Operation Open Arms
When giving to charities, one of the first things people want to know is, ‘How is my money being spent?’ Those who give to the highly regarded and award winning organization, Operation Open Arms (OOA), not only help provide vacations for troops returning from combat and foreign duty stations, but also very valuable Post Traumatic Stress Disorder (PSTD) care and treatment.
Having just celebrated its 11th anniversary, the charity has assisted more than 3,300 troops with over $12.1 million dollars in direct benefits.

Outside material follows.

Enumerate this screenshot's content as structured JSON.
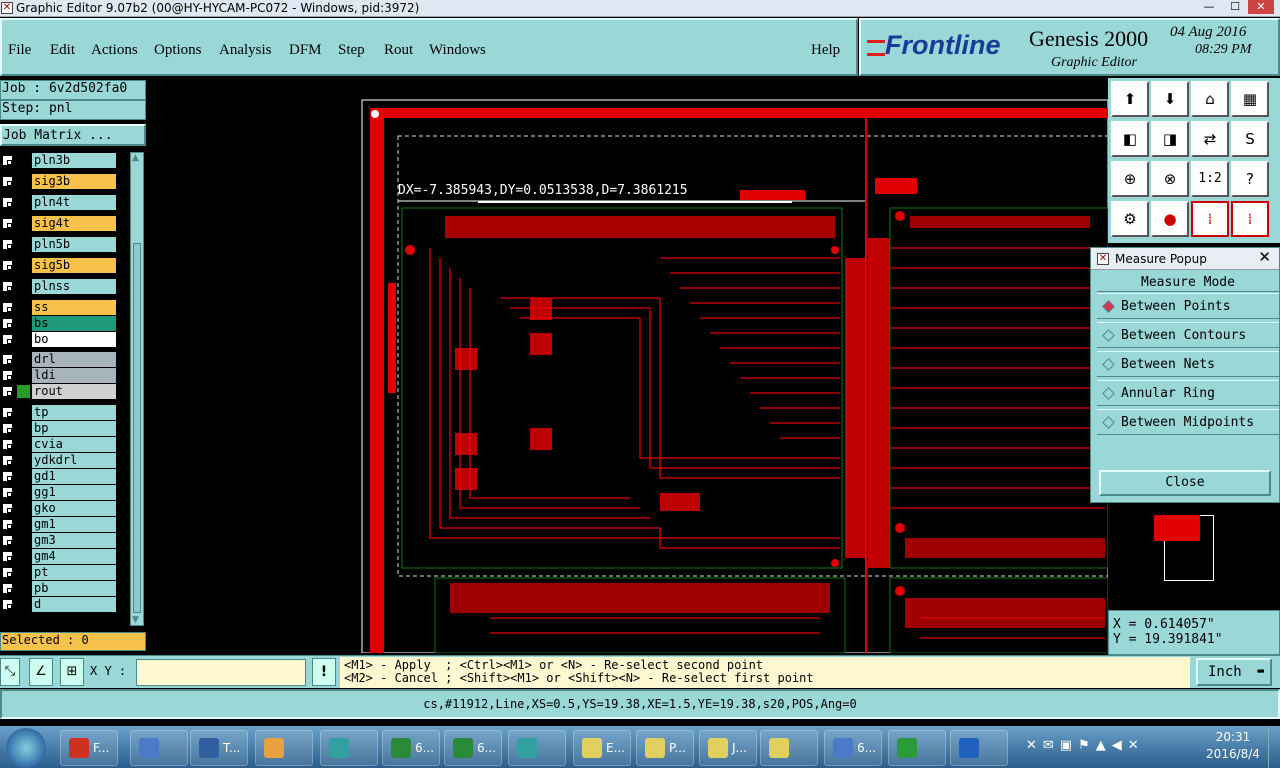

Bunch says, “Instead of telling him where, I took him myself. It occurred to me after, how wonderful I felt, that others would feel the same sense of service to their country by doing the same thing.”
Bad weather over the next few days kept Captain Bunch docked. He called a handful of fellow fishing buddies, restaurants and hotels to see if they would be interested in doing the same thing for servicemen on leave from combat duty.
He calls Operation Open Arms a “total accident” explaining, “I never intended to find a charity, it found me.”
For years Captain Bunch returned all donations, funding fishing trips on his own dime and calling in favors from others to do the same. In 2009, he finally formed a 501c3 to help offset costs of the one-week vacations; OOA has no payroll.
Captain Bunch is not just dedicated to welcoming troops to SWFL before they return to overseas duty, but also to providing care and treatment for PTSD. It can take weeks to get appointments at Veterans Administration Clinics for mental assistance when Bunch says, “they don’t need it in two weeks they need it now.”
In addition, OOA has planned weddings and helped fund a touching funeral for Fort Myers resident and Marine, Cpl. Thomas Jardas, killed in a helicopter collision in Hawaii in January.
Captain Bunch is quick to give credit for the success of OOA to other locals who offer food, lodging and recreation for a mere charity stipend saying, “They give, then they thank me for finding a way they can serve our country by serving the troops protecting it, it’s quite unique and amazing.”
With unbridled passion for OOA, Bunch concludes, “I’m on the 16th hole of my life, but on the 18th I can get in a rocking chair and honestly say there are those who think they’ve made a difference and those who know. When all is said and done I can say I helped put the ‘fort’ back in Fort Myers.”